Concern about the sockeye’s survival and whether the fish is safe to eat has emerged as another front in the resource battle between First Nations and governments, with aboriginal leaders charging the mining industry has lacked oversight, and questioning the point of the right to fish when the salmon is contaminated.

Bev Sellars, chief of the Soda Creek Indian Band, likened the area touched by the spill to a spiderweb. “When you disturb one part of the spiderweb, it affects all of it. That’s how this mine is going to affect everything,” she said in an interview Wednesday.

Ms. Sellars said test results and data have not yet come in, but the spill will certainly lead to some dead fish. “How could there not be?” she asked. She said members of her community have already seen dead salmon.

Approximately 1.5 million sockeye had been expected to head to the Quesnel region this year. About 20 per cent are believed to have already entered the Fraser River as part of their journey, with the rest expected to begin the trek north by the end of the month.
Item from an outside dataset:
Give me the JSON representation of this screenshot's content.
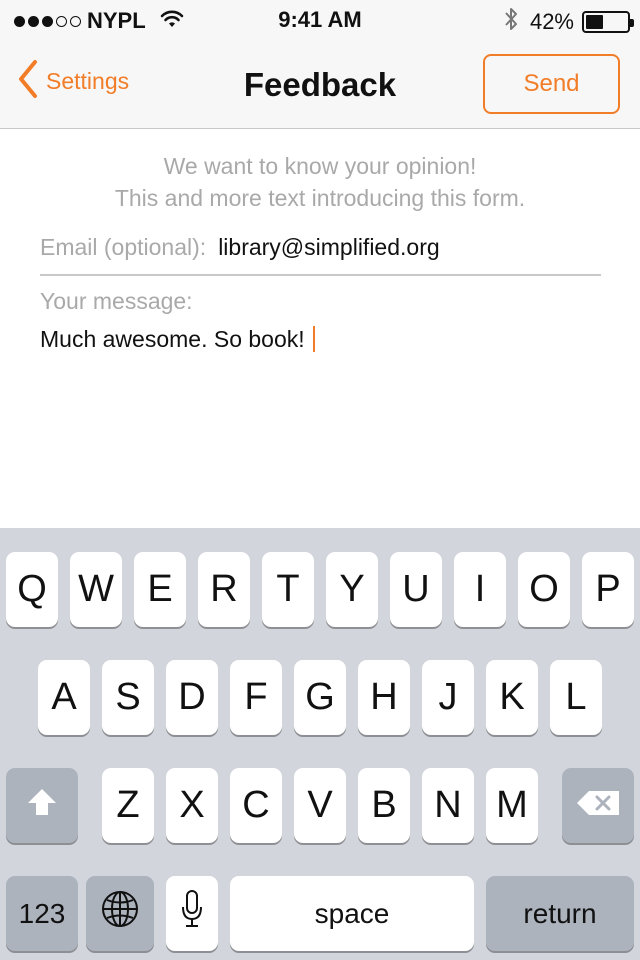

A tailings pond at the Imperial Metals’ copper and gold mine in central B.C. breached Monday, prompting the Cariboo Regional District to issue a strict water-use ban for the Quesnel Lake, Cariboo Creek, Hazeltine Creek and Polley Lake areas. The ban was then extended to include the entire Quesnel and Cariboo Rivers systems, right to the Fraser River.

Ms. Sellars said the sockeye run is immensely important to her band members.

“Our economy swims by in the river,” she said. “… Some of our community members live on $150 a month. If we didn’t have the fish and the wildlife, we wouldn’t survive.”